À mesure que la population séropositive vieillit, les problèmes biomédicaux non liés au VIH deviennent une plus grande préoccupation. Les problèmes en question s’appellent des comorbidités et sont associés au déclin de la santé des systèmes organiques majeurs, dont les suivants :

  • cerveau
  • os
  • cœur et vaisseaux sanguins
  • reins
  • foie
  • poumons

À mesure que l’épidémie du VIH se poursuit dans les pays à revenu élevé, il est important que les scientifiques mènent des études auprès des personnes séropositives plus âgées afin de pouvoir explorer, comprendre et satisfaire leurs besoins en matière de santé et de recherche.

Choisir les bonnes personnes

La majorité des études menées dans le but de comprendre le VIH et le vieillissement n’a pas inclus de groupe témoin comparable constitué de personnes séronégatives; ou plutôt, les études en question ont comparé les personnes séropositives à la personne séronégative moyenne. Or, les personnes séropositives (et celles courant un risque élevé de contracter le VIH) ont tendance à avoir des comportements et des caractéristiques qui augmentent leurs risques de comorbidités. Entre autres, des sondages révèlent que les taux de tabagisme sont généralement plus élevés parmi les personnes séropositives que parmi les personnes séronégatives.

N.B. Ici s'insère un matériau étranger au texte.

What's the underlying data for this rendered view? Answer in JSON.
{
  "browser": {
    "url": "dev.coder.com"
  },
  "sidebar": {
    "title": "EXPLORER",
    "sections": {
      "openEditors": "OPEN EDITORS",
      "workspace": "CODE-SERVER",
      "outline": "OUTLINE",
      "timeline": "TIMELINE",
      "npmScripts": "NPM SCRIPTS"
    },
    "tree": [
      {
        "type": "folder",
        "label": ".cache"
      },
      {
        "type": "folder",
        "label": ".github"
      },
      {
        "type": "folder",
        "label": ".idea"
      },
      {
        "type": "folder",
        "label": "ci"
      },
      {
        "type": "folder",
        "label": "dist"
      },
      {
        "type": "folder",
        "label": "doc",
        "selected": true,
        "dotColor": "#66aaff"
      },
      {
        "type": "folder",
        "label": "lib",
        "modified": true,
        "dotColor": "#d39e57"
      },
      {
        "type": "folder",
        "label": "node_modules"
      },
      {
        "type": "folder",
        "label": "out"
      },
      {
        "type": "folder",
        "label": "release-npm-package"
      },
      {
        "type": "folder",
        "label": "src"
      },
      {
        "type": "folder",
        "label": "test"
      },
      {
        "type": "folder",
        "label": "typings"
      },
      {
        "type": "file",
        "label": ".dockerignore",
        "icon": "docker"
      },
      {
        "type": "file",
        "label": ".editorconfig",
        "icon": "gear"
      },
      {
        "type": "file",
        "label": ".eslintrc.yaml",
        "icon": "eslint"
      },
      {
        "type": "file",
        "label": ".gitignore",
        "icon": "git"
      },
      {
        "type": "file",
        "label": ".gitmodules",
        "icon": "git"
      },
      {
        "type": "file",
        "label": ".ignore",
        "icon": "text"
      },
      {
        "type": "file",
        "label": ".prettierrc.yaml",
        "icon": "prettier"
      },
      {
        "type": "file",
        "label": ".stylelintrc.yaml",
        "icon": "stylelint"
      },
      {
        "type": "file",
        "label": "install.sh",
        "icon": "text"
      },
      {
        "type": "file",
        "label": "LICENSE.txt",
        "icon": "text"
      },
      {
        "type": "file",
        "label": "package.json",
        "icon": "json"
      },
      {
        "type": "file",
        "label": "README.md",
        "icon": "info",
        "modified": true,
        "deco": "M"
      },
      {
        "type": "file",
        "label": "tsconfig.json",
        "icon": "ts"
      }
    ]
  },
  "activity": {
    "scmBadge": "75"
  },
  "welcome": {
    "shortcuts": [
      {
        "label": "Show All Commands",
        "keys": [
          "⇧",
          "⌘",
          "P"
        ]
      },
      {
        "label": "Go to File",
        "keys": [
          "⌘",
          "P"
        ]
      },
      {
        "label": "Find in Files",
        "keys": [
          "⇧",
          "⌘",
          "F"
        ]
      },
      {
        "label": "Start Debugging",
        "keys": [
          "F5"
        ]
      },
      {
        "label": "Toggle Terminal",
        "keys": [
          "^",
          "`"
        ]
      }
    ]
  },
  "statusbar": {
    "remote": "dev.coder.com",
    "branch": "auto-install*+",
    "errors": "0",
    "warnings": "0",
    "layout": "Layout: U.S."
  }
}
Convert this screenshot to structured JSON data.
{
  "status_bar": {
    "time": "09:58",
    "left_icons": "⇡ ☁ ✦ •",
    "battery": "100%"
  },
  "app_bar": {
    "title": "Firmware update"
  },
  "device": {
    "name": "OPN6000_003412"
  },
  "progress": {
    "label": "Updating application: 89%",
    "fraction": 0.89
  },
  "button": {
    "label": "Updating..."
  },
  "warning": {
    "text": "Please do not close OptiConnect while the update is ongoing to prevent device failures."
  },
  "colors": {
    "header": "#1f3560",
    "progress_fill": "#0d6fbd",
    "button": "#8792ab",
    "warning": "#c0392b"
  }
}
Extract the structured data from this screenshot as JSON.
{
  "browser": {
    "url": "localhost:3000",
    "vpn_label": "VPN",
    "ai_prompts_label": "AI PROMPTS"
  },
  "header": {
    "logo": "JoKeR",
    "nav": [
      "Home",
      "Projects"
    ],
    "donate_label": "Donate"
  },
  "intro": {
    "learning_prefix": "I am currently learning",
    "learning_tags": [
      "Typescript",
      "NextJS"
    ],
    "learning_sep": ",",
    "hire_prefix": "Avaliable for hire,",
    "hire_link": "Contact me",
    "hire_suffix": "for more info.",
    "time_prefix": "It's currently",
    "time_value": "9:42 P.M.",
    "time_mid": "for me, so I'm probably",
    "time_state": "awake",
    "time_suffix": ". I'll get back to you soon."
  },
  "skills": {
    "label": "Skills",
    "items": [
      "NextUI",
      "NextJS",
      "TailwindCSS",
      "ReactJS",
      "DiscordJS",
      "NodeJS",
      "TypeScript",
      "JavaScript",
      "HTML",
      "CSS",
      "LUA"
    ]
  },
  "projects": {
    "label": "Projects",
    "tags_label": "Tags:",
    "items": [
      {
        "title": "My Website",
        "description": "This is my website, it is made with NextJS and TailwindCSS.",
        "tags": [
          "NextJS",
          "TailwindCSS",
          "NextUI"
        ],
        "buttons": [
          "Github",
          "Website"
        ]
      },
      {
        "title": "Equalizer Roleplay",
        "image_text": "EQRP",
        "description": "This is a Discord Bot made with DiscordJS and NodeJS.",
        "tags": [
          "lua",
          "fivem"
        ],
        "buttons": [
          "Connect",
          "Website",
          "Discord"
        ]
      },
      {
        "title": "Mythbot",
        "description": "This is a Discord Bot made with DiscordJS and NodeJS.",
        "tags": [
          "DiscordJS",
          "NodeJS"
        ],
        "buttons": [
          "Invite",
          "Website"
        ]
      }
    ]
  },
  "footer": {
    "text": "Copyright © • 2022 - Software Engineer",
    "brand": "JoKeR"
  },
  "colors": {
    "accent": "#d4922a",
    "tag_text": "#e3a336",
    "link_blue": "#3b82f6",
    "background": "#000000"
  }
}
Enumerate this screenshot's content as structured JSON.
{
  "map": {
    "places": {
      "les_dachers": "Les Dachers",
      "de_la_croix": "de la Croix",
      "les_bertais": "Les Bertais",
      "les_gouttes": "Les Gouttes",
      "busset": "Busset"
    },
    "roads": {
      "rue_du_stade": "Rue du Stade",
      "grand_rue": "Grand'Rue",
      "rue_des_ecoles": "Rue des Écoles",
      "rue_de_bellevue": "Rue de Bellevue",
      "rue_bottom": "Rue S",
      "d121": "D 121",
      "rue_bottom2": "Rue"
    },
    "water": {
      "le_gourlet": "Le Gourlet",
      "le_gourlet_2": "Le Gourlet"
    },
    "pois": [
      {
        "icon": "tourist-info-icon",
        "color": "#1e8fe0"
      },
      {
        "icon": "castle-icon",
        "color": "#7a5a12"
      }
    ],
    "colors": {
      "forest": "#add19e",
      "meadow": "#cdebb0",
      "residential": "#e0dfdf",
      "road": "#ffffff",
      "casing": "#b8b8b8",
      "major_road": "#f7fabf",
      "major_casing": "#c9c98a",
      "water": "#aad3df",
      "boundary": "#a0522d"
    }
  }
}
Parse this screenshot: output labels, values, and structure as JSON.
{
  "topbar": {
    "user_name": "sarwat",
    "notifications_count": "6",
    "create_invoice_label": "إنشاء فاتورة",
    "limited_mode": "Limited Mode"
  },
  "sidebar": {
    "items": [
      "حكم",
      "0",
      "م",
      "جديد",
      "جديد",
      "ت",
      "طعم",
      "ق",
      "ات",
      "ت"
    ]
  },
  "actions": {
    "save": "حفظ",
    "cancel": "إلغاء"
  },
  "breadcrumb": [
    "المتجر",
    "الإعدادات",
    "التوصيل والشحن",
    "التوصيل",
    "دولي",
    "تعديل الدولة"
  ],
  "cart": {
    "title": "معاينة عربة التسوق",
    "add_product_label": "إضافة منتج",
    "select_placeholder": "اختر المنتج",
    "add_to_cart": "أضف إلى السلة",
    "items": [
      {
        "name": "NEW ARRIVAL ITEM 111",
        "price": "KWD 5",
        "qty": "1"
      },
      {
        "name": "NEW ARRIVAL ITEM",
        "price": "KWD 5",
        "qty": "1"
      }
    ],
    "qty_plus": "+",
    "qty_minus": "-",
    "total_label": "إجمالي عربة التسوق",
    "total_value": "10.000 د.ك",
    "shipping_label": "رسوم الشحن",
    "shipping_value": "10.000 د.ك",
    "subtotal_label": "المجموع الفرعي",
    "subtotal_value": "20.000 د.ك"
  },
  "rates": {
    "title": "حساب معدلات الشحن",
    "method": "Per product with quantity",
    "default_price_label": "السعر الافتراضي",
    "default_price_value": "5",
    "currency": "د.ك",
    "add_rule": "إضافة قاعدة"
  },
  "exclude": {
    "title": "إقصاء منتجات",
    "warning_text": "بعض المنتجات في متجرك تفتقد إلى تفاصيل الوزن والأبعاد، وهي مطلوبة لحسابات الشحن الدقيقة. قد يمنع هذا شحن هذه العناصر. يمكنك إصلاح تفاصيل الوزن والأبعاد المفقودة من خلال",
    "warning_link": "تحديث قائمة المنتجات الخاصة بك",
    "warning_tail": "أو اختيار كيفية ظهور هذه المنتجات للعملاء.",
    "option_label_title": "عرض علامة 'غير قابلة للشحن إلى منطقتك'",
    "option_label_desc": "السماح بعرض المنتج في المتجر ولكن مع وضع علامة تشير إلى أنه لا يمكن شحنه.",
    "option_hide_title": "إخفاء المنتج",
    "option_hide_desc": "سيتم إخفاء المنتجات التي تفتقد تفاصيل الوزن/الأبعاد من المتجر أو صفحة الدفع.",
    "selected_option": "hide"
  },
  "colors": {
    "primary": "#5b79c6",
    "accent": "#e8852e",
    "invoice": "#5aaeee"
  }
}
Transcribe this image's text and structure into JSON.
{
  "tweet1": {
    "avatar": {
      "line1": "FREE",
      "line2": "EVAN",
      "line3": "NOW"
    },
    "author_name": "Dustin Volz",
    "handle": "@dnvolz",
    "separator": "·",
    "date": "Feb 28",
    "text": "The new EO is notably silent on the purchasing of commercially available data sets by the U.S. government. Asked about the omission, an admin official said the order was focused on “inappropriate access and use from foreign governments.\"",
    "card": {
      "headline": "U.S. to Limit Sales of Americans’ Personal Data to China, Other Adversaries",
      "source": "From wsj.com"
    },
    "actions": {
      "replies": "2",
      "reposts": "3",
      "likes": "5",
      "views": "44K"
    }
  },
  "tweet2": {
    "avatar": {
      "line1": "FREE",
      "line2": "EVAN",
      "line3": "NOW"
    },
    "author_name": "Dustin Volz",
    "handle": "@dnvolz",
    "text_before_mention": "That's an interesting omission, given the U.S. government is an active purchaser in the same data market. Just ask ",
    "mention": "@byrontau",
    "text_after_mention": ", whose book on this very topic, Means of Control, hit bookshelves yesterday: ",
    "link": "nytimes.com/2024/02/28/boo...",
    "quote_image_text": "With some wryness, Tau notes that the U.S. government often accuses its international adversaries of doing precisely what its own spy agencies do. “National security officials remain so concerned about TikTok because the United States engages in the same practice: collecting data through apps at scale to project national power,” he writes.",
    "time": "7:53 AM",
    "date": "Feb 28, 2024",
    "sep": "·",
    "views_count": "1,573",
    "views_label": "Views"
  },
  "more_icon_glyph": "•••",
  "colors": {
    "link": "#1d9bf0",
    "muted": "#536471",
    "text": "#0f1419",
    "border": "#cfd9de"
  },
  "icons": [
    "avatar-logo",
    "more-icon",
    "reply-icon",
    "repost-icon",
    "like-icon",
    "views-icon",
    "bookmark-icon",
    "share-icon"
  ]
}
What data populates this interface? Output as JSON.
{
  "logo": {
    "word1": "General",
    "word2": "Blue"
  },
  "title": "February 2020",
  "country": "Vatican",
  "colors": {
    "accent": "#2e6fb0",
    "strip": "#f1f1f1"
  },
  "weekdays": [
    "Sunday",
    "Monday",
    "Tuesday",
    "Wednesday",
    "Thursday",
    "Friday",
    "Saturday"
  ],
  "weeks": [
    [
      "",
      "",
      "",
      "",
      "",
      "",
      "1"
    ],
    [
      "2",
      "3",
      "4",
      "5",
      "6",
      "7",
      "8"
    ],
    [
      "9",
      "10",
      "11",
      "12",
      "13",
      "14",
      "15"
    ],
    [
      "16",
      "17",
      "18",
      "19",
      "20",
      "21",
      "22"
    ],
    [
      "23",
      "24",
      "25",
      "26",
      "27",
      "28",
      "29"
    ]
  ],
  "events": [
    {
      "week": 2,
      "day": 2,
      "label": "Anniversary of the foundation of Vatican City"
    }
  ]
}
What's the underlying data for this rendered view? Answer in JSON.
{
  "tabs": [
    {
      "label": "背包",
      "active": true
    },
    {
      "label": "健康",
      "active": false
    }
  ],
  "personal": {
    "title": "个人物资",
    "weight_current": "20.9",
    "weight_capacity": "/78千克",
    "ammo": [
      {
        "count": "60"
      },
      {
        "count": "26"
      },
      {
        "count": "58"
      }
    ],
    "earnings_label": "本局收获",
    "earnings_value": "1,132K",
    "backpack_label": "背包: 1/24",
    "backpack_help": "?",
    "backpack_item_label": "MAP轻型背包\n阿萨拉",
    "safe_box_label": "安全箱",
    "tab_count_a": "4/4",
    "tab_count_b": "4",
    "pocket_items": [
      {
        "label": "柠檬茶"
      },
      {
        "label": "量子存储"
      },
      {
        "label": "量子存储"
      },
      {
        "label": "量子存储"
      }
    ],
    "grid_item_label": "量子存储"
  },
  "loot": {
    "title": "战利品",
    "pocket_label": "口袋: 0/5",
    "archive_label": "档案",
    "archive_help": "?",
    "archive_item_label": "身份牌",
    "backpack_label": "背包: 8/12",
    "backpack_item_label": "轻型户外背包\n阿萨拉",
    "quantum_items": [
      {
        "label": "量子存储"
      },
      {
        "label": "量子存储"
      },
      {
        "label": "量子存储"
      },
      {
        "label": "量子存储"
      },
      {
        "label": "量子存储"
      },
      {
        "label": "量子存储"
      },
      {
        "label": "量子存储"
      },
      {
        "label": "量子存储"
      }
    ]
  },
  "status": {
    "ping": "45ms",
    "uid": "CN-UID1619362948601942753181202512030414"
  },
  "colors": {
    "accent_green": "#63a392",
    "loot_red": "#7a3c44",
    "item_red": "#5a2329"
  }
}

Des chercheurs d’Amsterdam ont tenté de corriger ce défaut de recrutement des essais cliniques en menant une étude sur le vieillissement et le VIH appelée AGEhIV. L’équipe néerlandaise a recruté non seulement des personnes séropositives, mais aussi des personnes séronégatives d’âge et d’orientation sexuelle comparables qui avaient « un mode de vie et des comportements sexuels à risque semblables à ceux des participants [séropositifs] », selon les chercheurs.

Lors des analyses de données effectuées à ce jour, les chercheurs d’Amsterdam ont constaté que certaines personnes séropositives étaient plus susceptibles de présenter les comorbidités suivantes :

  • tension artérielle supérieure à la normale
  • crise cardiaque
  • maladie artérielle périphérique
  • dysfonction rénale

Le nombre excessif de comorbidités chez les personnes séropositives s’explique en partie par la présence de davantage de facteurs de risque chez ce groupe, notamment le surpoids et le tabagisme. Cependant, l’infection au VIH elle-même a également joué un rôle dans l’apparition des comorbidités.

Nous signalons à nos lecteurs que, malgré les effets exercés par le VIH, il est possible de prendre des mesures pour réduire le risque et l’impact des comorbidités.

Dans ce bulletin de Nouvelles CATIE, nous explorons quelques résultats de l’étude néerlandaise.

Détails de l’étude

En plus de mener des consultations exhaustives auprès des participants, les chercheurs ont revu leurs dossiers médicaux et effectué des examens physiques et d’autres évaluations, y compris des prélèvements de sang à des fins d’analyses complexes.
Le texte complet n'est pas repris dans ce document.